Dolomite is really a V8 Stag split in two – so has half the problems! Actually, there’s no reason why any engine should now give hassle, as long as the correct fluid levels are maintained and the oil changed every 3000 miles. It’s also essential that decent anti-freeze concentration is maintained; a 50:50 mix is ideal and should be changed every few years.

The Sprint’s alloy head warps if it’s allowed to get too hot. Head gasket woes are legion and it’s a swine to get at due to slanted nature, and lift off the block.
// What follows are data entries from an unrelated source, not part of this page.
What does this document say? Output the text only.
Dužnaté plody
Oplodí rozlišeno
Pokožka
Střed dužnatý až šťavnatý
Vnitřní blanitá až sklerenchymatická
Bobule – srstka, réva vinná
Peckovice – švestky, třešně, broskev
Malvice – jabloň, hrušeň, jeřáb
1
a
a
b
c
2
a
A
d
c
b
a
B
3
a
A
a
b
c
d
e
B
Some owners torque down the head annually as it can work loose in service by as much as 20lbft and do it the time honoured way rather than Triumph’s odd sequence of events. You can’t fit a Sprint head on an 1850 block and no Saab parts fit and this includes the complete engines. Sticky throttles or poor carb-to-manifold sealing aren’t unknown. The trusty ohv Herald-derived 1300 and 1500 engines hold few worries for the home mechanic other than the usual Triumph foible of excessive crankshaft float due to thrust washer wear.

Trim traumas

Look throughly for delaminating veneer on the dashboard and door cappings. Trim is reasonably hard wearing, but you need to check for splits, tears and repairs – especially along the top edge of the back seat. Because of their marked desirability, Sprints have the most staying power and many lesser models have been unfairly cannibalised simply to save a Sprint.

Three Of A Kind

Big brother to Dolomite the 2000 /2500 may not be as sporty but offers six-cylinder smoothness and more refinement as well as space – with BMW-like estates – for less money. 2.5PI or 2500TC go well and the ride (thanks to TR5 IRS) is more comfortable plus power steering is available on Mk2 versions. In common with Dolomite, spares are less prevalent compared to TRs.
BMW 1500-2000
BMW 1500-2000
Dolomites are usually compared to the 02 but if you need a fourdoor then it has to be bigger 1500- 2000 strain which is just as accomplished, a lot roomier, rarer and – compared to the 02 anyway – less expensive although values for certain models, such as the sportier ti and tii versions can sell for over double that of a normal car. Very expensive body/ trim parts so be warned.
Alfa Romeo Alfetta
Alfa Romeo Alfetta
Big brother to the Alfasud, the rwd Alfetta has the gearbox mounted at the stern by the axle for near perfect weight distribution. Has earlier Giulialike character about it with same twin cam engines, although gearchange is poor (due to gearbox location) and the car became more understeer-prone due to the grippier ‘rear end’. Strong value but finding a good one is tricky. Also consider later Alfetta-based Giulietta.